= Light Heart (balloon) =

Balloon used during an unsuccessful crossing of the Atlantic Ocean

Light Heart was a balloon constructed by Colonel Thomas Leigh Gatch Jr., USAR (13 September 1925 – disappeared 19 February 1974) for an unsuccessful attempt at the first crossing of the Atlantic Ocean by balloon.

Gatch was the son of Vice Admiral Thomas Leigh Gatch (1891–1954) and grandson of photographer Helen Gatch (1862–1942).

==Balloon design==
The balloon consisted of a sealed and pressurized envelope suspended from a cluster of ten helium balloons. Each of these was a superpressure balloon (also known as a constant pressure or positive pressure balloon.) In theory, such a balloon can retain a constant altitude over very long-distance flights of several days' duration, since the volume of the envelope remains relatively constant over time. Changes in the pressure of the gas due to heating and cooling are accommodated by mitigating the temperature changes and using an inelastic envelope. The sealed and insulated gondola, which Gatch constructed at home, was designed to maintain the same partial pressure of oxygen as at sea level (40% oxygen at 0.5 atmospheres).

==Flight plan==

Gatch intended to fly the Atlantic (solo) from Harrisburg Airport, Pennsylvania, to somewhere in Western Europe in a little over two days. The theory underlying this plan was that he would be able to maintain a constant altitude of 12,000m (39,000 ft); at this altitude the jet stream should carry his aircraft from North America to Europe in the time planned.

==Flight and disappearance==
Light Heart took off from Harrisburg Airport at 19:29 hours on 18 February 1974. By 21:00 the balloon was reported to have stabilized at 10,200m (33,500 ft), having passed over Dover, Delaware, and Atlantic City, New Jersey. Gatch reported that one of the ten helium balloons had burst during the ascent (at 20:45). While the balloon was able to continue in this condition, he had been forced to jettison water ballast to continue climbing and he was now able to cruise at no more than 11,000m (36,000 ft), rather than the 12,000m (39,000 ft) he had originally intended.

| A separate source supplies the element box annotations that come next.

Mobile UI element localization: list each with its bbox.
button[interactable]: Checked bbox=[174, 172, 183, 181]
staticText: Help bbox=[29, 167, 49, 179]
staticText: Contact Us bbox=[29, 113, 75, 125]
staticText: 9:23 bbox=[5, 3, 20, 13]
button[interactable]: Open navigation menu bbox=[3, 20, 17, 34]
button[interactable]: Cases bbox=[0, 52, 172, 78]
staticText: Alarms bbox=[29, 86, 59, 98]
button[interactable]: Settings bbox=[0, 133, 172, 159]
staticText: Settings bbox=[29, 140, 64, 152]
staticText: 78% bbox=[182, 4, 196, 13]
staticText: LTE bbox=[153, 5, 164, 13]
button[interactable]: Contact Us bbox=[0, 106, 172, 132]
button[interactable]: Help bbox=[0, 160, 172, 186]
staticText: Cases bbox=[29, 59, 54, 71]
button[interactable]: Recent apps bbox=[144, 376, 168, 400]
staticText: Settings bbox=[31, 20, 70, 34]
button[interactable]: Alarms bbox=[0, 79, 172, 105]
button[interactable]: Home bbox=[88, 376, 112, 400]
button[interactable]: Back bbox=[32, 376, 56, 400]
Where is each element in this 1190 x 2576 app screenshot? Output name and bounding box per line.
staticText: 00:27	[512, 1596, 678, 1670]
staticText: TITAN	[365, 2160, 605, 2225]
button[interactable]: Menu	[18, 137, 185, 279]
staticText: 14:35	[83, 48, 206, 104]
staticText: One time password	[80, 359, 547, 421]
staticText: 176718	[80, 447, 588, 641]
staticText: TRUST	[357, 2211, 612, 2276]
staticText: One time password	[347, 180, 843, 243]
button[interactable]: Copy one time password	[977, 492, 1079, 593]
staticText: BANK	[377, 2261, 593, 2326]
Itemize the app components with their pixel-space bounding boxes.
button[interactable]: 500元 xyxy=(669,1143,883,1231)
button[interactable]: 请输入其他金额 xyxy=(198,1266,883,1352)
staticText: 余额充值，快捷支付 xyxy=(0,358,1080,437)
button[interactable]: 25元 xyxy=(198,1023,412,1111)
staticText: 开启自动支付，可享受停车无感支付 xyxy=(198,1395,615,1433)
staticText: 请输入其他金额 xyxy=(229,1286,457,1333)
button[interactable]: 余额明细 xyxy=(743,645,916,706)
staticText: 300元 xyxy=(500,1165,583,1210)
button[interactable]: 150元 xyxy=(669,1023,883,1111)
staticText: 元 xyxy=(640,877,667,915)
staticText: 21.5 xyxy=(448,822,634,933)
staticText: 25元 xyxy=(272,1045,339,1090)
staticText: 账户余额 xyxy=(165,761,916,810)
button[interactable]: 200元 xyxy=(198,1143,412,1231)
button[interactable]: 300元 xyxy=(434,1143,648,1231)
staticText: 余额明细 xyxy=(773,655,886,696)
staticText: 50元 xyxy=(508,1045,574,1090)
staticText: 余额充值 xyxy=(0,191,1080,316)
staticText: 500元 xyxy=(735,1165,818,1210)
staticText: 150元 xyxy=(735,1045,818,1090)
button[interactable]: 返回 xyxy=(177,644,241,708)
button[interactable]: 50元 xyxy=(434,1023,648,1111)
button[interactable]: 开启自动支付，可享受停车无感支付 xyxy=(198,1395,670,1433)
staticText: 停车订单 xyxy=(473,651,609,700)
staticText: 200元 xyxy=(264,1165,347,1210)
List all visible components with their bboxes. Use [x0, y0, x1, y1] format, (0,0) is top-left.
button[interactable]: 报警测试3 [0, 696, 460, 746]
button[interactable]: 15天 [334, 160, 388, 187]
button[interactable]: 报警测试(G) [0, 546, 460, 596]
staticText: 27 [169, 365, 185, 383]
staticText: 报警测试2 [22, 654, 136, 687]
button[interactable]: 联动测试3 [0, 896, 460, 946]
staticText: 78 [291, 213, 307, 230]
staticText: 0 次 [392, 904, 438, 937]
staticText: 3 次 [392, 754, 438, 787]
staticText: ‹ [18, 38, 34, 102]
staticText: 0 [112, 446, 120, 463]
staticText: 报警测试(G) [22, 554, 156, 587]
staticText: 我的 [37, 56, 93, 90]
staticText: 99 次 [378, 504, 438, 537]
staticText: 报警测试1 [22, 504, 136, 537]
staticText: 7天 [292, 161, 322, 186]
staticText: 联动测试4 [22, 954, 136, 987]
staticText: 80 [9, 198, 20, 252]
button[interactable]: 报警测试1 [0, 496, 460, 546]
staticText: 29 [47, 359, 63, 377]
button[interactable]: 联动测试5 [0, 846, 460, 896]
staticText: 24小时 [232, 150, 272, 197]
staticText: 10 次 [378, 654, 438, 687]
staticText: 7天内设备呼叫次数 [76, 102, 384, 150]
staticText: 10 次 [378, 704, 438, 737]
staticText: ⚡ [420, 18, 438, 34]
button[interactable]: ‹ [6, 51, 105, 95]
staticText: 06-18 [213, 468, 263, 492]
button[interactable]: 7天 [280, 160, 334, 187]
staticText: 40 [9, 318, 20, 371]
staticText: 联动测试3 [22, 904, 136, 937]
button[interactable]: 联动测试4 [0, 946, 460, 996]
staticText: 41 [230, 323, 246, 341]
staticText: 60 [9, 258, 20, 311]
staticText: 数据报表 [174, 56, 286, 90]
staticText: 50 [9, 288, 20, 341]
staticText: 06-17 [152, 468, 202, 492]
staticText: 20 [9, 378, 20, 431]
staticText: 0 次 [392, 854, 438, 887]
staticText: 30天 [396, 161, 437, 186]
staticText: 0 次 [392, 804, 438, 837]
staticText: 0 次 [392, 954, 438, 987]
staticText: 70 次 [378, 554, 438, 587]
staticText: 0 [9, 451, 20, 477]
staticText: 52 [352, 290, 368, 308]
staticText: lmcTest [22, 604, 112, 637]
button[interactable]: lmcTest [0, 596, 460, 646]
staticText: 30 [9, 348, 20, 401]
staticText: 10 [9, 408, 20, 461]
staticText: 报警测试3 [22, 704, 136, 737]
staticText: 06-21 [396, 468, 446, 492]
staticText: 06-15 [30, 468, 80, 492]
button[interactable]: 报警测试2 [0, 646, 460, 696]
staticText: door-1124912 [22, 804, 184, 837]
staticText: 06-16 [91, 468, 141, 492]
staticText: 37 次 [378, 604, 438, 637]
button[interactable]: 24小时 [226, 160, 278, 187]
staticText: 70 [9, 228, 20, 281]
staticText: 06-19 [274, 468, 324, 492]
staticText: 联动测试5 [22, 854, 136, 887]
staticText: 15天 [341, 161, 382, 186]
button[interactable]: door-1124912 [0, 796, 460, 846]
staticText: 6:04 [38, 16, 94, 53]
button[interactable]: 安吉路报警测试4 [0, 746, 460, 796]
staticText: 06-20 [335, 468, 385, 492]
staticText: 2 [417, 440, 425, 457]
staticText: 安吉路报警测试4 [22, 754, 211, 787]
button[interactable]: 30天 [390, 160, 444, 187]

For the next sixteen hours Gatch maintained radio contact with passing airliners (at least two of which were diverted to avoid his craft). His last radio contact was at 12:50 on Tuesday, 19 February, with BOAC Flight 583. At that point, the balloon was 1,490 km (925 miles) northeast of San Juan, Puerto Rico. Light Heart continued to drift southwards out of the main transatlantic airways, far south of Gatch's plotted course.

No further radio transmissions were received from Light Heart. The Liberian freighter Ore Meridian reported sighting the balloon just after dawn on 21 February. At that point, the balloon was at an altitude of about 305 m (1000 ft), approximately 1,610 km (1,000 miles) west of the Canary Islands and drifting towards Africa. According to this report, eight of the ten balloons remained inflated. The gondola was designed to float in the event of a water landing and to be radar reflective. Notwithstanding this (or conjectures that the balloon might have landed in the Spanish Sahara) no confirmed trace of Light Heart or Gatch was ever found, after the Ore Meridians reported sighting on 21 February.

The US Department of Defense and the Spanish Army conducted extensive search operations both at sea off West Africa and in the Spanish Sahara. Search operations were called off in mid-March 1974.